Face au bilan désastreux de la plateforme post-bac, il est urgent de sortir du cadre de la loi Ore et de restaurer le droit aux étudiants d’accéder aux universités de leur choix, lesquelles devront être dotées de moyens humains et financiers supplémentaires.

Durant l’année scolaire 2017-2018, nos organisations n’ont cessé de dénoncer la loi relative «à l’orientation et à la réussite des étudiants» (ORE) qui met en place le dispositif d’affectation post-bac Parcoursup et généralise la sélection à l’entrée de l’enseignement supérieur. A quelques jours de la clôture de la procédure, il est manifeste que Parcoursup a plongé dans le désarroi des centaines de milliers de jeunes, et fait pire que le système antérieur, le très décrié Admission post-bac (APB). En juin, nous écrivions : «Nos organisations soutiennent l’ensemble des bacheliers et de leurs familles qui revendiquent le droit à la poursuite d’étude dans une filière correspondant à leurs choix et à leurs aspirations. Elles affirment la nécessité d’un plan d’urgence pour l’enseignement supérieur qui mette en adéquation les places disponibles et le nombre de bacheliers et d’étudiants en demande de réorientation.» Ces lignes sont d’une brûlante actualité. Nous exigeons l’abrogation de la loi Ore.

Un bilan désastreux

A la rentrée de septembre 2017 avec APB, il restait 6 000 bacheliers sans affectation ; à la rentrée 2018, ils étaient 9 000 recensés par le ministère.

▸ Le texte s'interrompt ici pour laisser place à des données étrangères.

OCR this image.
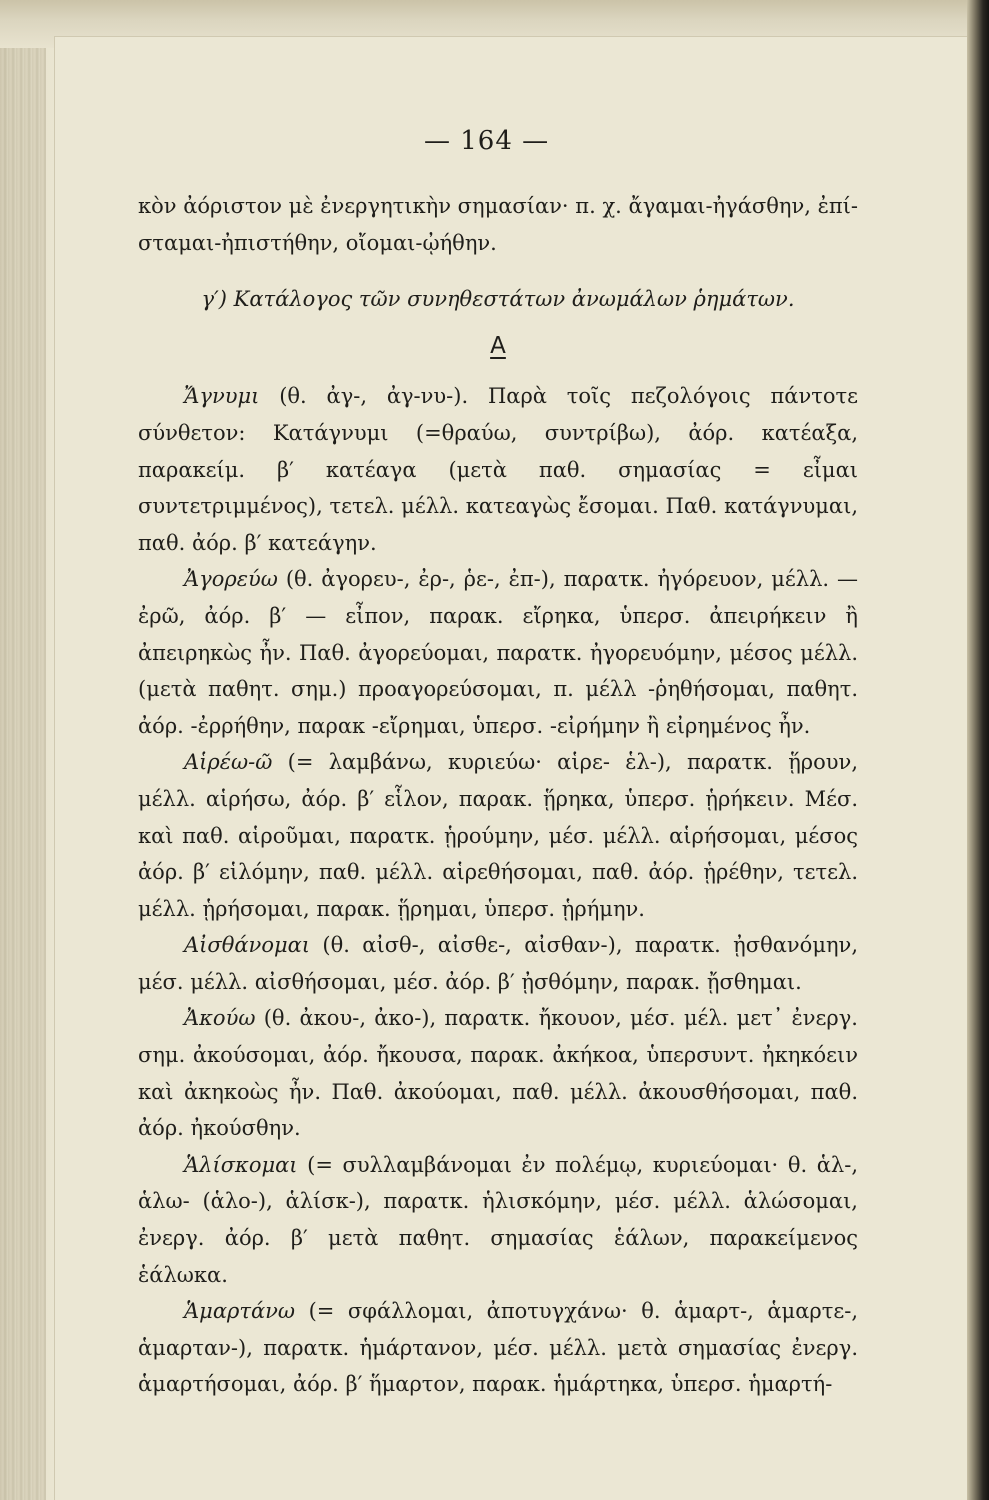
— 164 —

κὸν ἀόριστον μὲ ἐνεργητικὴν σημασίαν· π. χ. ἄγαμαι-ἠγάσθην, ἐπί-σταμαι-ἠπιστήθην, οἴομαι-ᾠήθην.

γ′) Κατάλογος τῶν συνηθεστάτων ἀνωμάλων ῥημάτων.

Α

Ἄγνυμι (θ. ἀγ-, ἀγ-νυ-). Παρὰ τοῖς πεζολόγοις πάντοτε σύνθετον: Κατάγνυμι (=θραύω, συντρίβω), ἀόρ. κατέαξα, παρακείμ. β′ κατέαγα (μετὰ παθ. σημασίας = εἶμαι συντετριμμένος), τετελ. μέλλ. κατεαγὼς ἔσομαι. Παθ. κατάγνυμαι, παθ. ἀόρ. β′ κατεάγην.

Ἀγορεύω (θ. ἀγορευ-, ἐρ-, ῥε-, ἐπ-), παρατκ. ἠγόρευον, μέλλ. —ἐρῶ, ἀόρ. β′ — εἶπον, παρακ. εἴρηκα, ὑπερσ. ἀπειρήκειν ἢ ἀπειρηκὼς ἦν. Παθ. ἀγορεύομαι, παρατκ. ἠγορευόμην, μέσος μέλλ. (μετὰ παθητ. σημ.) προαγορεύσομαι, π. μέλλ -ῥηθήσομαι, παθητ. ἀόρ. -ἐρρήθην, παρακ -εἴρημαι, ὑπερσ. -εἰρήμην ἢ εἰρημένος ἦν.

Αἱρέω-ῶ (= λαμβάνω, κυριεύω· αἱρε- ἑλ-), παρατκ. ᾕρουν, μέλλ. αἱρήσω, ἀόρ. β′ εἷλον, παρακ. ᾕρηκα, ὑπερσ. ᾑρήκειν. Μέσ. καὶ παθ. αἱροῦμαι, παρατκ. ᾑρούμην, μέσ. μέλλ. αἱρήσομαι, μέσος ἀόρ. β′ εἱλόμην, παθ. μέλλ. αἱρεθήσομαι, παθ. ἀόρ. ᾑρέθην, τετελ. μέλλ. ᾑρήσομαι, παρακ. ᾕρημαι, ὑπερσ. ᾑρήμην.

Αἰσθάνομαι (θ. αἰσθ-, αἰσθε-, αἰσθαν-), παρατκ. ᾐσθανόμην, μέσ. μέλλ. αἰσθήσομαι, μέσ. ἀόρ. β′ ᾐσθόμην, παρακ. ᾔσθημαι.

Ἀκούω (θ. ἀκου-, ἀκο-), παρατκ. ἤκουον, μέσ. μέλ. μετ᾽ ἐνεργ. σημ. ἀκούσομαι, ἀόρ. ἤκουσα, παρακ. ἀκήκοα, ὑπερσυντ. ἠκηκόειν καὶ ἀκηκοὼς ἦν. Παθ. ἀκούομαι, παθ. μέλλ. ἀκουσθήσομαι, παθ. ἀόρ. ἠκούσθην.

Ἁλίσκομαι (= συλλαμβάνομαι ἐν πολέμῳ, κυριεύομαι· θ. ἁλ-, ἁλω- (ἁλο-), ἁλίσκ-), παρατκ. ἡλισκόμην, μέσ. μέλλ. ἁλώσομαι, ἐνεργ. ἀόρ. β′ μετὰ παθητ. σημασίας ἑάλων, παρακείμενος ἑάλωκα.

Ἁμαρτάνω (= σφάλλομαι, ἀποτυγχάνω· θ. ἁμαρτ-, ἁμαρτε-, ἁμαρταν-), παρατκ. ἡμάρτανον, μέσ. μέλλ. μετὰ σημασίας ἐνεργ. ἁμαρτήσομαι, ἀόρ. β′ ἥμαρτον, παρακ. ἡμάρτηκα, ὑπερσ. ἡμαρτή-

Mais ils étaient également 40 000 sur liste d’attente et 70 000 à avoir une place mais à espérer d’autres réponses, donc non satisfaits, et 180 000 à être sortis du dispositif, en abandonnant Parcoursup. Ces candidats se sont résignés et ont renoncé aux études supérieures, ou sont allés remplir les caisses de l’enseignement privé, véritable gagnant de l’opération. Contrairement à APB, Parcoursup ne permet pas de quantifier le nombre d’étudiants qui ont vraiment la place de leur choix, puisque le gouvernement a obstinément refusé de leur faire renseigner leur premier vœu, donc de le prendre comme critère d’affectation. Ce bilan, nous le dressons avec le peu de données dont nous disposons, puisque le gouvernement a refusé, malgré nos demandes répétées, de communiquer les critères de sélection des formations d’enseignement supérieur, également méconnus des candidats, tout comme la répartition des lycéens sans affectation selon les filières de bac, les territoires et les établissements. Nous savons cependant que des pondérations de moyenne en fonction de la filière de baccalauréat et des lycées d’origine ont pu être appliquées à l’université, ce qui renforce la sélection sociale déjà existante dans de nombreuses filières de l’enseignement supérieur. L’établissement d’origine, c’est-à-dire sa réputation, pèse encore davantage dans l’accès à l’enseignement supérieur. Nous recevons aussi de très nombreux témoignages de jeunes, qui se retrouvent sans formation et désemparés en cette rentrée. Là où avant il leur suffisait d’avoir le baccalauréat pour avoir le droit de s’inscrire dans la formation universitaire de leur choix, les bacheliers ont été triés, sélectionnés en fonction des critères locaux imposés par la loi. L’objectif du gouvernement, sous couvert «d’orientation et de réussite des étudiants»,est bien d’éjecter des milliers de jeunes du système universitaire.

Une rentrée critique

Avec 70 000 étudiants encore en attente d’autres réponses au 5 septembre, et d’autres qui ont continué d’être affectés après cette date, les établissements d’enseignement supérieur doivent faire leur rentrée sans avoir une connaissance exacte de leurs effectifs en première année. Certains étudiants arriveront après le début des enseignements, alors qu’il s’agit justement des plus fragiles. Des établissements ont été contraints d’augmenter leurs capacités d’accueil sans moyens supplémentaires. Dans certaines formations, les emplois du temps ne sont pas finalisés, les locaux ne sont pas affectés, les enseignants ne connaissent pas leurs services définitifs. Les dispositifs «oui si», proposés aux candidats dont on a jugé qu’ils pouvaient tirer profit de remises à niveau pour réussir dans la formation de leur choix, étaient la vitrine du plan de communication gouvernemental. Faute de moyens et de temps pour les préparer, ils peinent à être organisés et il manque des enseignants pour les assurer. La situation sociale des étudiants affectés tardivement est critique lorsqu’elle a repoussé d’autant leur recherche d’un logement. Le gouvernement a refusé de faire le seul choix qui s’imposait, la création de places pour garantir l’égalité d’accès aux études, par un refinancement public de l’enseignement supérieur, et cela sous couvert d’arguments budgétaires au moment même où il s’apprête à mettre en place un service national universel à trois milliards d’euros.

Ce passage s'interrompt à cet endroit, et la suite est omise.